In order to establish this, disciplinary proceedings were initiated during which it was discovered that the official had recorded her development interview with the superior official and forwarded it to the Director General of the Authority. The Authority found that by secretly recording and forwarding the result to third persons without the consent of the other person, the official had breached data protection rules and thus deserved the maximum penalty of dismissal.
The official lodged a complaint with the court alleging that she had been harassed at work with the aim of forcing her to resign her job. She applied for the dismissal decision to be revoked.
The courts of first and second instance declared the proceedings closed for protection of the privacy of the complainant, but dismissed the complaint. The courts agreed with the Tax and Customs Board in that there was no harassment of the official and that the recording during the development interview and forwarding of the result without the consent of the other party violated Estonian law. The dismissal was therefore considered lawful.
The Supreme Court annulled the decisions of the lower courts in part where they found that the recording of the development talk was unlawful.
In that regard, the Supreme Court relied on the Data Protection Directive of 24 October 1995, not transposed into Estonian law, according to which personal data may be processed where it is in the legitimate interest of the individual provided it does not outweigh the fundamental rights and freedoms of the data subject.
The Supreme Court found that as the official used the recording to prove harassment, the only option was to record the interview without the consent of the other person. The Supreme Court rejected the complaint regarding other aspects, conceding that there was no harassment and that the official’s violation of work obligations and non-performance had been duly proven.

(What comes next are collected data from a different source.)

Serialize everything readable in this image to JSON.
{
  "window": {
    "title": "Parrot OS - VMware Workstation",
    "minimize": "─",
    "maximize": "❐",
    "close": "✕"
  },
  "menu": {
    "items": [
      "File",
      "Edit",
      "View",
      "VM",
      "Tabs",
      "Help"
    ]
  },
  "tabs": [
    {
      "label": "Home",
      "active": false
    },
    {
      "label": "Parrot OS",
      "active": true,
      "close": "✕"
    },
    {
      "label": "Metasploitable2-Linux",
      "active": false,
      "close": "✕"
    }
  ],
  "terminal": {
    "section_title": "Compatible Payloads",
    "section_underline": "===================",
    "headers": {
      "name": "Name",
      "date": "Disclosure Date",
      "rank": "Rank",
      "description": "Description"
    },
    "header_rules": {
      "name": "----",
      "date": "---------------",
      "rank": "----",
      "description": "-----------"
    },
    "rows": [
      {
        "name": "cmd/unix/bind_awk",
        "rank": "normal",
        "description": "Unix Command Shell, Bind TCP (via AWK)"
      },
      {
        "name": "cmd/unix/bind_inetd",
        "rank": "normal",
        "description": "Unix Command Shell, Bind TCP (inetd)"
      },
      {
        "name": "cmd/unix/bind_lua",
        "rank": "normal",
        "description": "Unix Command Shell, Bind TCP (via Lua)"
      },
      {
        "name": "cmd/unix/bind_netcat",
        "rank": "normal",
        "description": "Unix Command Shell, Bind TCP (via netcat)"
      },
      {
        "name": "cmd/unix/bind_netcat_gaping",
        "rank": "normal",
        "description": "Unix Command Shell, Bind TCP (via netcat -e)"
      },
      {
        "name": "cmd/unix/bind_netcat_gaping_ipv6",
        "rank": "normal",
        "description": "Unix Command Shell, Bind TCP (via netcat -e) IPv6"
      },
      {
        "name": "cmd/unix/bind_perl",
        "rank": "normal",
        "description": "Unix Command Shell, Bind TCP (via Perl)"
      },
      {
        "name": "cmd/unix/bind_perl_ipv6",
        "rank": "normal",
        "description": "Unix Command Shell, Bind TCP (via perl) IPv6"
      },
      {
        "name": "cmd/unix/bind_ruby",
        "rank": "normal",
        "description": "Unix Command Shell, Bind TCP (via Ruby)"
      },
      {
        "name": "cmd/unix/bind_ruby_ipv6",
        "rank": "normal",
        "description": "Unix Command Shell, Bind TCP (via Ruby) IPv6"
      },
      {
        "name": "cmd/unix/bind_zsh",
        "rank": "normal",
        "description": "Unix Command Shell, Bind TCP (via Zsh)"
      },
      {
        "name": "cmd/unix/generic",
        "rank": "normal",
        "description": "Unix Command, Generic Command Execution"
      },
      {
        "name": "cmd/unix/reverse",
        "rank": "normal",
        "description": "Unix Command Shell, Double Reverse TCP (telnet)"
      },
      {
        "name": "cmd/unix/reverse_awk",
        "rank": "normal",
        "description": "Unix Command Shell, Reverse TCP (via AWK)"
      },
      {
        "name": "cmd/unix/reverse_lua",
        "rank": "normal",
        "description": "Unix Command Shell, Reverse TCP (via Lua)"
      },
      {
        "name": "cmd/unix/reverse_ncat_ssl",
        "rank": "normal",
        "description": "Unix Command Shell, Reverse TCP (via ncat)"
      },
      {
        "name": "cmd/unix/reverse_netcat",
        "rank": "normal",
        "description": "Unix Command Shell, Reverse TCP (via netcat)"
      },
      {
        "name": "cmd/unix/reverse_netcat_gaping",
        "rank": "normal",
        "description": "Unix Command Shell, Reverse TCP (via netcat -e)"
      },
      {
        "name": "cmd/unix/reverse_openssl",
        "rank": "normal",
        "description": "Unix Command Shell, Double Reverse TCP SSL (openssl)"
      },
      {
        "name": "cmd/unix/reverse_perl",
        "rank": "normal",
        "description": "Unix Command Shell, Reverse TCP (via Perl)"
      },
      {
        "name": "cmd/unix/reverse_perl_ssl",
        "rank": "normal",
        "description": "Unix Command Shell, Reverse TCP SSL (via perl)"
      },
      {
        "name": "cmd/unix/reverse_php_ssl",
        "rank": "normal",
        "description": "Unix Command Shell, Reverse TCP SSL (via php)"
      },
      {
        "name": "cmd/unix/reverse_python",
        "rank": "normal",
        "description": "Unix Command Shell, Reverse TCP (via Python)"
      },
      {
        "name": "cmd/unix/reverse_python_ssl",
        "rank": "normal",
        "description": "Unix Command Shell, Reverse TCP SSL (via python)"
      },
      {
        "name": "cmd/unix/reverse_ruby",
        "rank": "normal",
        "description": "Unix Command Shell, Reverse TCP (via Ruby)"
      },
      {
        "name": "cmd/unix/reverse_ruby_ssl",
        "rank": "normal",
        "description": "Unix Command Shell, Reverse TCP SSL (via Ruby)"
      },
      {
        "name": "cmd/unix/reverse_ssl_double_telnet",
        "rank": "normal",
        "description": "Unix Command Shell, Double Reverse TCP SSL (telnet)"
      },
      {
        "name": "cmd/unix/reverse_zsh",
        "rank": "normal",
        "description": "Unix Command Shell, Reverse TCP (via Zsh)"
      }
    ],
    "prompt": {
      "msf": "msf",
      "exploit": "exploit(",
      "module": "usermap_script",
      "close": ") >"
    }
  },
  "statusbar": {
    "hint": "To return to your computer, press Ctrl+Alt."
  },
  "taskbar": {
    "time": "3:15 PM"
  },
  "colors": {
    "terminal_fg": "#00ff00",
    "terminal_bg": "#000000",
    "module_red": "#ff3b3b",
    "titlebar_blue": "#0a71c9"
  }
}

The Supreme Court also ruled that the decision did not contain any information relevant to protection of private life and so should be published in the general manner.
In summary, this is undoubtedly an important decision where a Eurosceptic official succeeded thanks to a European Union directive, to which she herself failed to pay notice.Hopefully this judgment will force Eurosceptics to reconsider their position on the European Union and its rules and encourage the representatives to think beyond borders.